The lender’s private banking expansion plan in Asia, which accounted for 75 percent of group-level profit last year, comes as the unit that caters to the rich is focusing once more on growth after years of painful restructuring.
“Asia is the key driver for future profitability in the private bank ... it’s been the driver for growth even through the difficult times and it’s always remained profitable,” Peter Boyles, CEO of HSBC’s global private banking business, told Reuters.
HSBC’s Asia private bank will add 700 people by 2022 from a headcount of 1,100 at the end of 2017. The increase will add staff in various roles including relationship managers, product specialists and family wealth planners, said Siew Meng Tan, Asia Pacific head of private banking.
HSBC’s global private banking business manages $330 billion worth of clients assets, and Asia accounts for 39 percent of the total, making it the single largest market for the bank.
It also aims to double Asia-based client assets by 2025, in-line with consultant Capgemini’s overall wealth growth forecast in the region over the same period, as it expands its presence in the banking hubs of Hong Kong and Singapore and also vies for a bigger share of offshore Chinese wealth, Tan said.
Asia has emerged as the main battleground for global wealth managers, with higher economic growth, rapidly rising wages and a thriving entrepreneurial ecosystem producing rich clients at a pace faster than the western world.
Asia Pacific accounts for 34 percent of the world population of high networth individuals, or those having investable assets of $1 million or more, and 31 percent of their wealth - ahead of North America, as per Capgemini’s 2018 wealth report.
Clients with more than $5 million of investable assets are served by the bank’s private banking unit, while those with less than that threshold are taken up by HSBC’s retail banking and wealth management division.
HSBC’s private banking business had a torrid time following embarrassing data leaks in 2008 allegedly showing tax evasion by clients, prompting probes into the tax affairs of some of its Swiss account holders in a number of European countries.
The bank in 2015 admitted failings in compliance and controls in its Swiss private bank in the period up to 2007. It has since then taken significant steps to implement global standards and tax transparency initiatives.
The private banking unit, which brought in just over 3 percent of the bank’s adjusted global revenues in 2017, shrunk its footprint and exited some clients in the last few years as it sharpened its focus on compliance and profitability.

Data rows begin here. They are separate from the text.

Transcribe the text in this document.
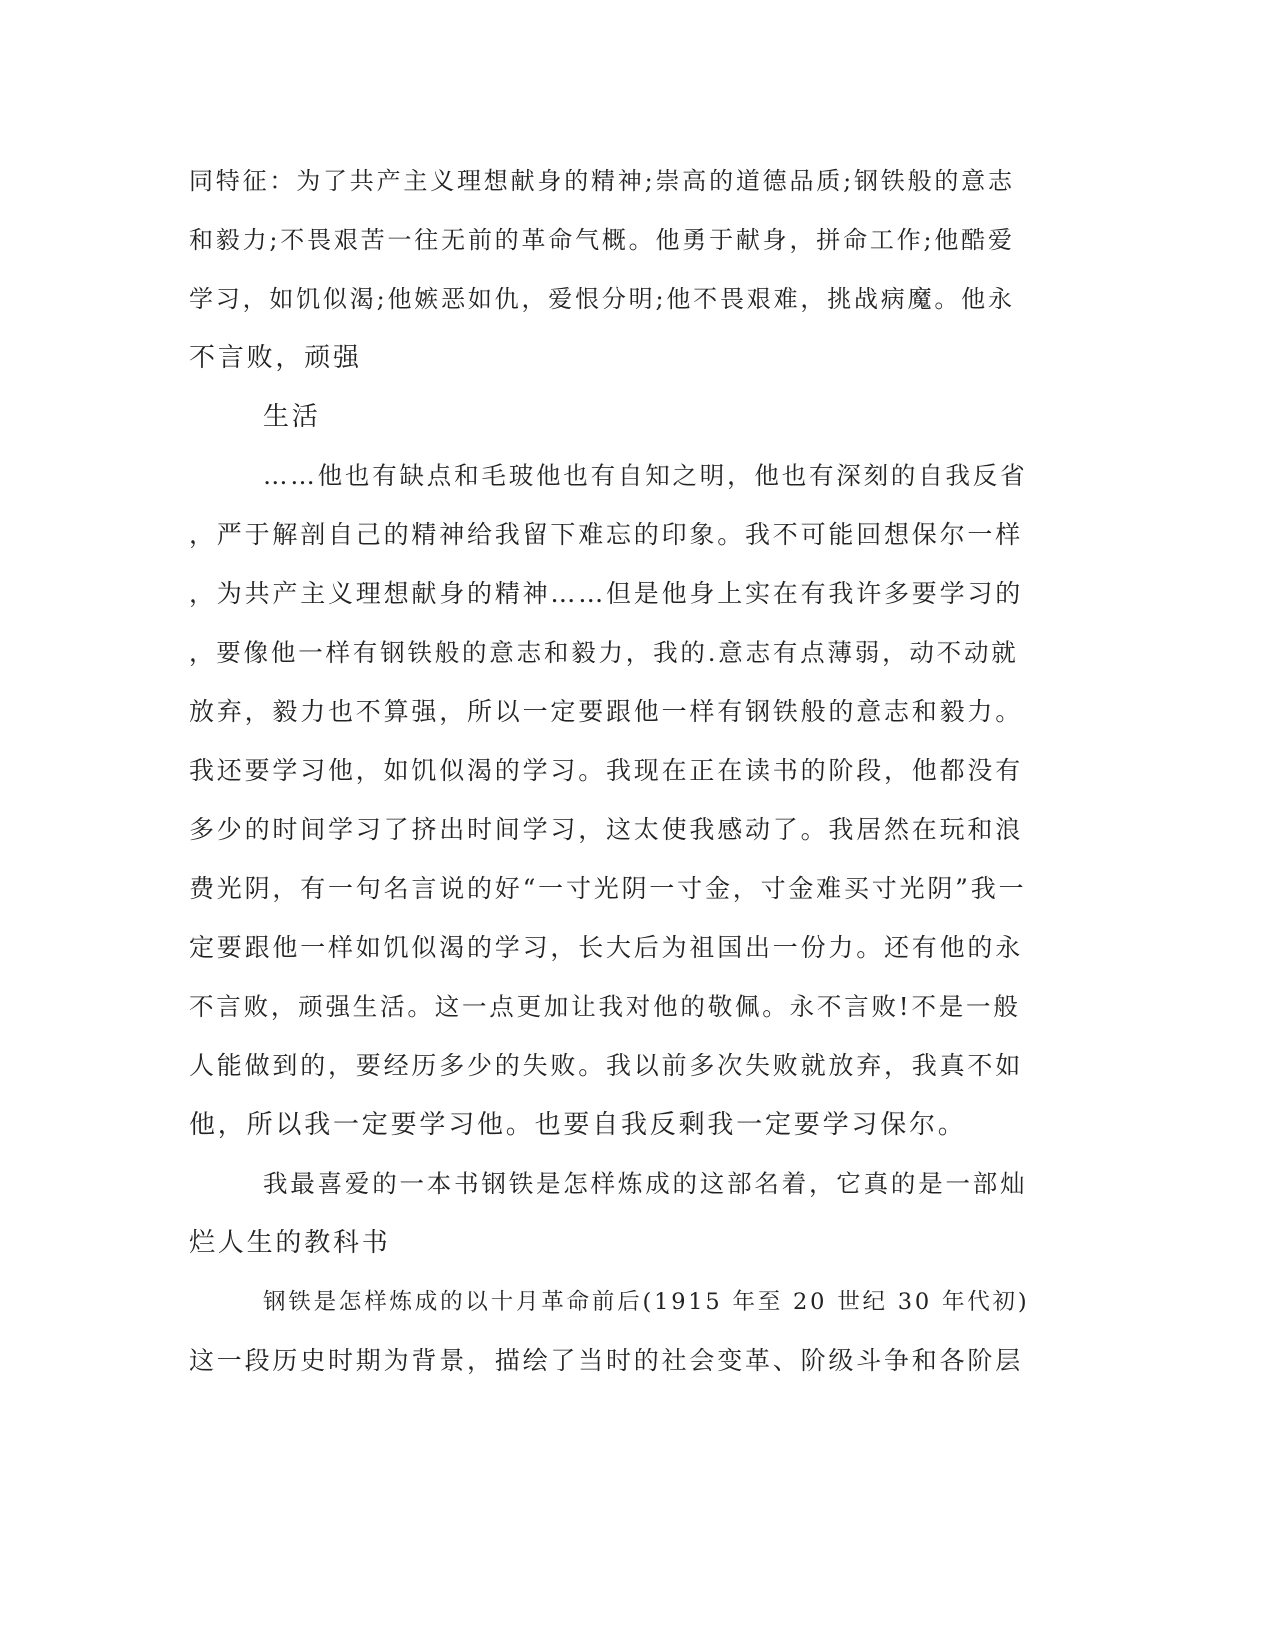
同特征：为了共产主义理想献身的精神;崇高的道德品质;钢铁般的意志
和毅力;不畏艰苦一往无前的革命气概。他勇于献身，拼命工作;他酷爱
学习，如饥似渴;他嫉恶如仇，爱恨分明;他不畏艰难，挑战病魔。他永
不言败，顽强
生活
……他也有缺点和毛玻他也有自知之明，他也有深刻的自我反省
，严于解剖自己的精神给我留下难忘的印象。我不可能回想保尔一样
，为共产主义理想献身的精神……但是他身上实在有我许多要学习的
，要像他一样有钢铁般的意志和毅力，我的.意志有点薄弱，动不动就
放弃，毅力也不算强，所以一定要跟他一样有钢铁般的意志和毅力。
我还要学习他，如饥似渴的学习。我现在正在读书的阶段，他都没有
多少的时间学习了挤出时间学习，这太使我感动了。我居然在玩和浪
费光阴，有一句名言说的好“一寸光阴一寸金，寸金难买寸光阴”我一
定要跟他一样如饥似渴的学习，长大后为祖国出一份力。还有他的永
不言败，顽强生活。这一点更加让我对他的敬佩。永不言败!不是一般
人能做到的，要经历多少的失败。我以前多次失败就放弃，我真不如
他，所以我一定要学习他。也要自我反剩我一定要学习保尔。
我最喜爱的一本书钢铁是怎样炼成的这部名着，它真的是一部灿
烂人生的教科书
钢铁是怎样炼成的以十月革命前后(1915 年至 20 世纪 30 年代初)
这一段历史时期为背景，描绘了当时的社会变革、阶级斗争和各阶层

“We have done the repositioning work and we are now seeing net growth coming through because the drag effect from business exits has now diminished,” said Boyles, who took over his current role in 2012 and spearheaded the restructuring.
“We actually had a first year of growth for many years, both in assets under management and in net profit, in 2017. And moving into 2018 we have seen continued progress,” he said.